General characteristics
- Class & type: Modified Black Swan-class sloop
- Displacement: 1,350 tons
- Length: 283 ft (86 m)
- Beam: 38.5 ft (11.7 m)
- Propulsion: Geared turbines; two shafts;
- Speed: 20 knots (37 km/h; 23 mph) at 4,300 hp (3,200 kW)
- Complement: 192 men + 1 cat
- Armament: 6 × QF 4 in Mk XVI anti-aircraft guns; 12 × 20 mm anti-aircraft guns;

= HMS Crane (U23) =

Modified Black Swan-class sloop

HMS Crane was a modified sloop of the Royal Navy. She was laid down by William Denny and Brothers, Dumbarton on 13 June 1941, launched on 9 November 1942 and commissioned on 10 May 1943, with the pennant number U23. She saw active service during the Second World War, initially performing convoy escort roles in the Atlantic before supporting the Normandy landings.

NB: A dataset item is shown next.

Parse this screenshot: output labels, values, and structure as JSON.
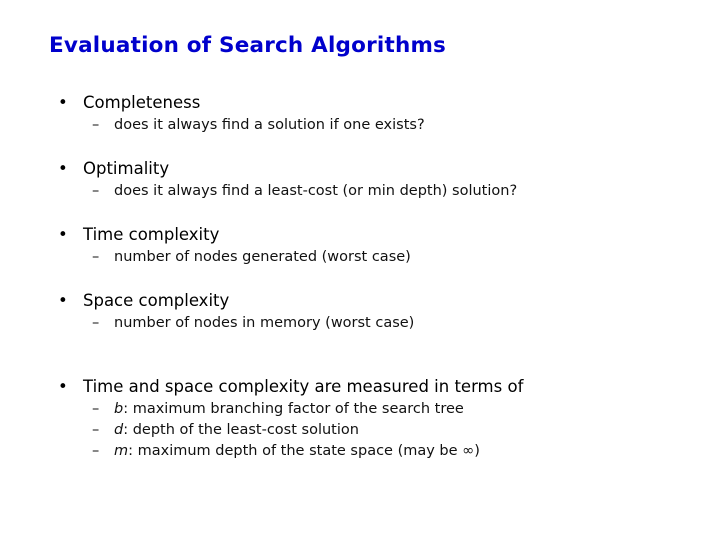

In the final months of the war, Crane joined the British Pacific Fleet and saw service during the Battle of Okinawa. Post-war, Crane remained in south-east Asia and took part in hostilities during the Korean War. She was redeployed to the Middle East during the Suez Crisis before returning to Asia for service during the Malayan Emergency. Crane was withdrawn from service in the early 1960s and was scrapped in 1965.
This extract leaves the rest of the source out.